An Indian tech giant is a job-creating engine in the US.
Tata Consultancy Services (TCS)—part of India’s largest industrial conglomerate, the Tata Group— employs more than 387,000 consultants in 55 countries. In the year ending in March, TCS added 78,912 people to its workforce, of which 11,584 were hired outside of India, the company said in its annual report.
From 2012 to 2016, the IT services and consulting firm ranked among the top two job creators in the American IT services sector, recruiting more than 12,500 workers from the US, according to a study by The Cambridge Group, a Chicago-based consultancy. Its US employee growth rate of 57% during the same five-year period eclipsed all other employers in the tech sector.
In 2017, the company expects hiring to “remain on par or exceed prior years’ levels,” according to a press release issued by the company. Each quarter, TCS has more than 800 open positions spanning various roles—software-development engineers, user-experience designers, cloud architects—listed in Texas, California, Ohio, North Carolina, Pennsylvania and New York.

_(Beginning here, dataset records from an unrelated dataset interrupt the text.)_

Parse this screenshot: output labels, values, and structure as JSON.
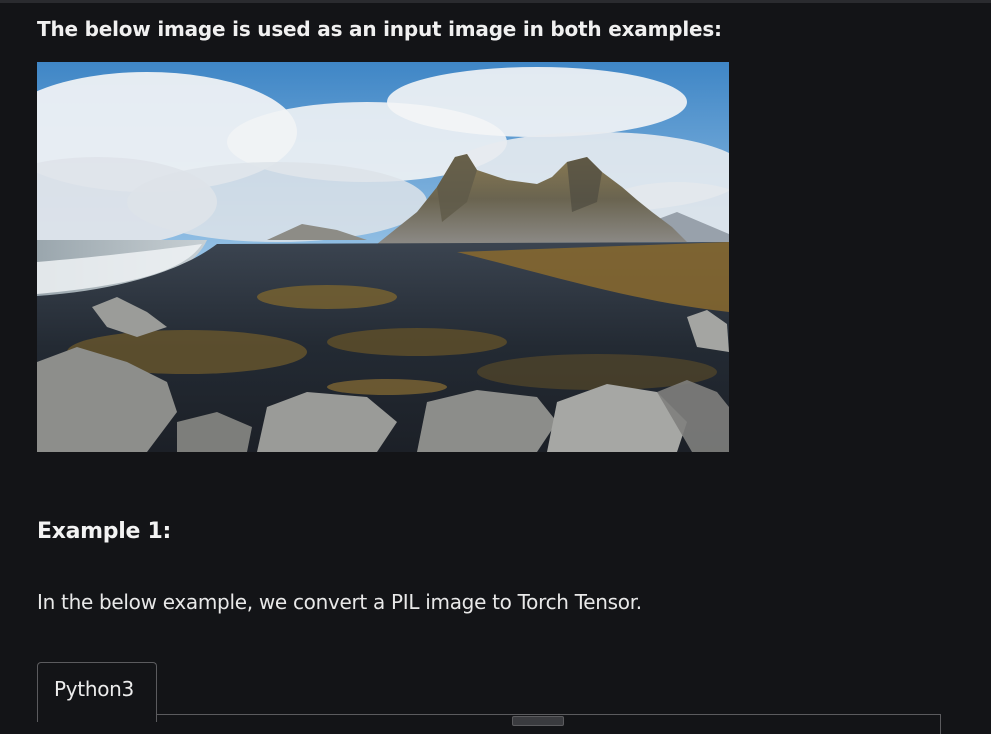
{
  "article": {
    "intro_text": "The below image is used as an input image in both examples:",
    "example_heading": "Example 1:",
    "description": "In the below example, we convert a PIL image to Torch Tensor."
  },
  "code_block": {
    "tabs": [
      {
        "label": "Python3",
        "active": true
      }
    ]
  },
  "colors": {
    "page_background": "#131417",
    "text": "#ececec",
    "border": "#5b5b5e"
  }
}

“TCS is proud to be a significant employment and talent development force in the US,” said Surya Kant, president of North America, UK and Europe, TCS. In the past three years, the company claims to have invested nearly $3 billion on employment, new innovation labs, extensive STEM education programs as well as academic partnerships and endowments in the US.

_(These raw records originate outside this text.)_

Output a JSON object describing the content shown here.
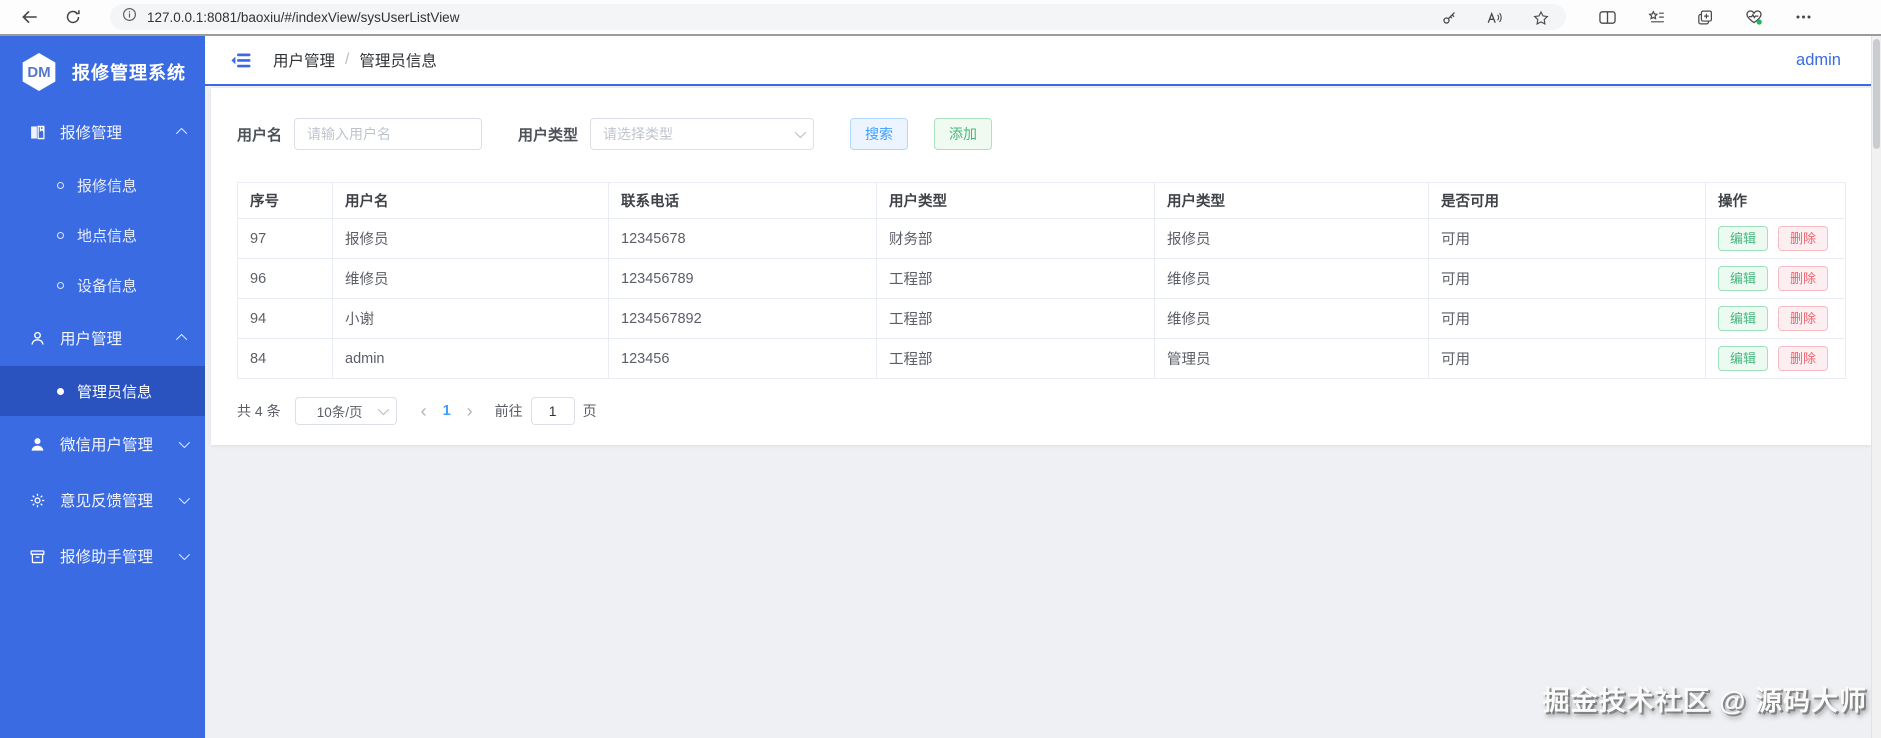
{
  "browser": {
    "url": "127.0.0.1:8081/baoxiu/#/indexView/sysUserListView",
    "icons": {
      "back": "left-arrow",
      "refresh": "circular-arrow",
      "site_info": "circled-i",
      "password_key": "key",
      "read_aloud": "A-with-sound-waves",
      "favorite_star": "star-outline",
      "split_screen": "rect-split",
      "favorites_hub": "star-with-lines",
      "collections": "stacked-panels-plus",
      "essentials": "heart-pulse-green-dot",
      "more": "ellipsis"
    }
  },
  "sidebar": {
    "logo_text": "DM",
    "title": "报修管理系统",
    "items": [
      {
        "key": "repair-management",
        "label": "报修管理",
        "type": "group",
        "icon": "book",
        "expanded": true
      },
      {
        "key": "repair-info",
        "label": "报修信息",
        "type": "sub",
        "active": false
      },
      {
        "key": "location-info",
        "label": "地点信息",
        "type": "sub",
        "active": false
      },
      {
        "key": "device-info",
        "label": "设备信息",
        "type": "sub",
        "active": false
      },
      {
        "key": "user-management",
        "label": "用户管理",
        "type": "group",
        "icon": "user-outline",
        "expanded": true
      },
      {
        "key": "admin-info",
        "label": "管理员信息",
        "type": "sub",
        "active": true
      },
      {
        "key": "wechat-user-management",
        "label": "微信用户管理",
        "type": "group",
        "icon": "user-filled",
        "expanded": false
      },
      {
        "key": "feedback-management",
        "label": "意见反馈管理",
        "type": "group",
        "icon": "gear",
        "expanded": false
      },
      {
        "key": "repair-assistant-management",
        "label": "报修助手管理",
        "type": "group",
        "icon": "box",
        "expanded": false
      }
    ]
  },
  "header": {
    "breadcrumb": [
      "用户管理",
      "管理员信息"
    ],
    "separator": "/",
    "username": "admin"
  },
  "search": {
    "username_label": "用户名",
    "username_placeholder": "请输入用户名",
    "type_label": "用户类型",
    "type_placeholder": "请选择类型",
    "search_button": "搜索",
    "add_button": "添加"
  },
  "table": {
    "columns": [
      "序号",
      "用户名",
      "联系电话",
      "用户类型",
      "用户类型",
      "是否可用",
      "操作"
    ],
    "rows": [
      {
        "cells": [
          "97",
          "报修员",
          "12345678",
          "财务部",
          "报修员",
          "可用"
        ]
      },
      {
        "cells": [
          "96",
          "维修员",
          "123456789",
          "工程部",
          "维修员",
          "可用"
        ]
      },
      {
        "cells": [
          "94",
          "小谢",
          "1234567892",
          "工程部",
          "维修员",
          "可用"
        ]
      },
      {
        "cells": [
          "84",
          "admin",
          "123456",
          "工程部",
          "管理员",
          "可用"
        ]
      }
    ],
    "edit_label": "编辑",
    "delete_label": "删除"
  },
  "pagination": {
    "total_text": "共 4 条",
    "page_size": "10条/页",
    "prev": "‹",
    "next": "›",
    "current_page": "1",
    "goto_label": "前往",
    "goto_value": "1",
    "page_unit": "页"
  },
  "watermark": "掘金技术社区 @ 源码大师",
  "colors": {
    "sidebar_bg": "#3a6be2",
    "sidebar_active_bg": "#2b53c0",
    "primary_accent": "#3a6be2",
    "link_blue": "#409eff",
    "success_green": "#48b87f",
    "danger_red": "#f0616d"
  }
}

Not only does TCS recruit from over 75 US college campuses, it has backed STEM education programs too. Since 2009, TCS North America’s free flagship community-engagement program, goIT, claims to have provided upward of 100,000 hours of “high-impact skill building” for students. In 2017, TCS launched “Ignite My Future in School,” a campaign advocating the embedding of computational thinking and problem solving into core subjects such as math, history, science, and humanities.
TCS isn’t alone in starting from the ground up—or rather, the school up.
As Indian IT companies face the mounting pressure of H-1B reforms—which could tighten restrictions around the six-year work visa for foreign nationals—they are looking to ramp up hiring in the US, where there is a dearth of skilled tech talent.
Allowing foreign employees to work remotely, over video conferencing, or from near-shore centers could be viable short-term fixes. But in the long run, companies will have to seek talent in the US. And as long as the demand for tech talent is far outstripping the supply, costs will keep going up.
To ensure a consistent flow of talent in the future, other Indian IT giants also have been backing targeted STEM education programs in North America. TCS’ rival Infosys has trained 2,500 teachers and more than 135,000 students. It is also funding the training of over 1,000 public school teachers in computer science this summer. Bengaluru-based Wipro has partnered with universities in Michigan, Texas and Boston to fund fellowship programs to train hundreds of teachers.